For many years, coal has supplied most of Nova Scotia’s electricity. Until 1999, our plants were supplied with coal mined in Nova Scotia, utilizing what was a local and economic resource. Today, government-run coal mining operations in the province are closed and most of the coal we use is sourced from international markets. NS Power purchases domestic coal if it is available, meets environmental requirements, and is competitively priced.

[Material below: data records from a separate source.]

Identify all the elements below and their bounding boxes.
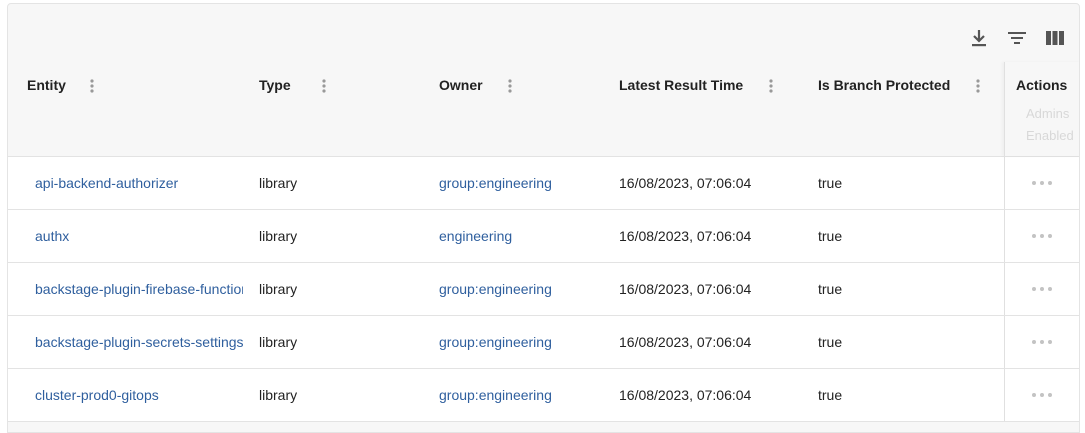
view-columns-button[interactable] bbox=[1043, 26, 1067, 50]
is-branch-protected-cell: true bbox=[818, 228, 843, 244]
table-row: api-backend-authorizer library group:eng… bbox=[8, 157, 1079, 210]
actions-column: Actions Admins Enabled bbox=[1004, 62, 1079, 156]
latest-result-time-cell: 16/08/2023, 07:06:04 bbox=[619, 281, 752, 297]
row-actions-button[interactable] bbox=[1032, 228, 1052, 244]
type-cell: library bbox=[259, 281, 298, 297]
entity-link[interactable]: cluster-prod0-gitops bbox=[35, 369, 243, 421]
entity-link[interactable]: backstage-plugin-firebase-functions bbox=[35, 263, 243, 315]
more-horiz-icon bbox=[1032, 181, 1036, 185]
column-header-actions: Actions bbox=[1016, 77, 1068, 93]
more-horiz-icon bbox=[1032, 287, 1036, 291]
owner-link[interactable]: group:engineering bbox=[439, 263, 552, 315]
type-cell: library bbox=[259, 334, 298, 350]
latest-result-time-cell: 16/08/2023, 07:06:04 bbox=[619, 175, 752, 191]
actions-ghost-label: Enabled bbox=[1026, 128, 1074, 143]
column-menu-owner[interactable] bbox=[503, 77, 517, 95]
more-vert-icon bbox=[90, 79, 94, 93]
column-menu-entity[interactable] bbox=[85, 77, 99, 95]
more-vert-icon bbox=[976, 79, 980, 93]
more-horiz-icon bbox=[1032, 340, 1036, 344]
column-header-is-branch-protected[interactable]: Is Branch Protected bbox=[818, 77, 950, 93]
column-header-entity[interactable]: Entity bbox=[27, 77, 66, 93]
latest-result-time-cell: 16/08/2023, 07:06:04 bbox=[619, 228, 752, 244]
latest-result-time-cell: 16/08/2023, 07:06:04 bbox=[619, 387, 752, 403]
view-columns-icon bbox=[1046, 31, 1064, 45]
actions-ghost-label: Admins bbox=[1026, 106, 1070, 121]
column-menu-latest-result-time[interactable] bbox=[764, 77, 778, 95]
is-branch-protected-cell: true bbox=[818, 334, 843, 350]
owner-link[interactable]: group:engineering bbox=[439, 316, 552, 368]
column-header-owner[interactable]: Owner bbox=[439, 77, 483, 93]
more-horiz-icon bbox=[1032, 393, 1036, 397]
row-actions-button[interactable] bbox=[1032, 175, 1052, 191]
actions-header: Actions Admins Enabled bbox=[1005, 62, 1079, 156]
type-cell: library bbox=[259, 175, 298, 191]
column-menu-is-branch-protected[interactable] bbox=[971, 77, 985, 95]
type-cell: library bbox=[259, 228, 298, 244]
more-vert-icon bbox=[769, 79, 773, 93]
download-button[interactable] bbox=[967, 26, 991, 50]
table-toolbar bbox=[967, 26, 1067, 50]
is-branch-protected-cell: true bbox=[818, 281, 843, 297]
row-actions-button[interactable] bbox=[1032, 334, 1052, 350]
column-header-type[interactable]: Type bbox=[259, 77, 291, 93]
latest-result-time-cell: 16/08/2023, 07:06:04 bbox=[619, 334, 752, 350]
download-icon bbox=[972, 30, 986, 47]
results-table-card: Entity Type Owner Latest Result Time Is … bbox=[7, 3, 1080, 433]
table-row: backstage-plugin-secrets-settings librar… bbox=[8, 316, 1079, 369]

NS Power is required to manage air emissions within annual limits set by regulation. The provincial Air Quality Regulations specify compliance limits for sulfur dioxide, mercury, nitrogen oxide and greenhouse gases. NS Power uses a mix of lower sulphur/lower mercury coals to comply with annual allowances. Declines in the annual emission limits have reduced the amount of coal used to generate electricity over the years. In addition, the Renewable Electricity Regulations require that 25% of NS Power’s annual energy sales be from renewable generation in 2015 and 40% by 2020. In 2015, coal accounted for 55.9% of the electricity used by Nova Scotians, down from as much as 80% in 2006. It is expected to account for 38% of generation in 2020.

pet coke

The Point Aconi station is equipped with fluidized bed technology capable of removing a high percentage of sulphur dioxide and mercury emissions. That means this plant is able to consume a high percentage of petroleum coke, a bi-product of the oil refining industry, as well as coal.

Pet coke has a high heating value compared to coal and is usually lower cost than coal which makes it a beneficial fuel for us to use. Pet coke is used periodically in small amounts in the boilers at Lingan, Point Tupper and in Trenton 6. Point Aconi, however, was designed to use it, so it has the capability to handle larger quantities due to its fluidized bed technology.

We operate four plants that use coal or pet coke in Nova Scotia: Lingan, Point Tupper, Trenton and Point Aconi.


Natural Gas

Natural gas is considered cleaner than other fossil fuels like coal and oil because it produces fewer air emissions. Around the world, it is found in reservoirs under the earth while in Nova Scotia, it's found under the ocean floor and supplied through a pipeline that leads to our Tufts Cove Generating Station in Dartmouth. The plant can burn oil or natural gas to generate electricity, but economical prices in recent years have led to it being run primarily with gas.

Because we’re producing so much electricity using natural gas at Tufts Cove – 21% of the province’s needs in 2012, up from 3% in 2006 – we’re making less power using coal at our plants, resulting in lower emissions and electricity costs.

Waste Heat Recovery

The Tufts Cove Waste Heat Recovery project added a sixth generator to the plant in 2011 that produces up to 50 MW of electricity, enough to power up to 35,000 homes.

The new equipment captures waste heat from the exhaust streams of the two natural gas combustion turbines and uses it to power a new steam turbine and generator set, generating 25 MW of electricity without any additional fuel or emissions. A second 25 MW is generated by burning gas added directly into the waste heat stream from the turbines to increase energy output even further.


Until the 1970s, most of Nova Scotia’s electricity was generated by burning oil. In the wake of the OPEC oil crisis, the government decided to switch from imported oil to Cape Breton coal as Nova Scotia’s primary source of electricity.

Today, oil supplies only a small amount of Nova Scotia’s electicity. The Tufts Cove Generating Station in Dartmouth is designed to burn either oil or natural gas, but due to low prices in recent years has run primarily on gas.

We also operate three oil-fired combustion turbine units, located in Victoria Junction (66 MW), Tusket (24 MW) and Burnside, Dartmouth (132 MW). Because they burn expensive light fuel oil and tend to be less efficient than other thermal generating units, the turbines typically serve as a secondary source of generation and are not commonly used. Oil supplied 0.1% of Nova Scotia’s electricity in 2012.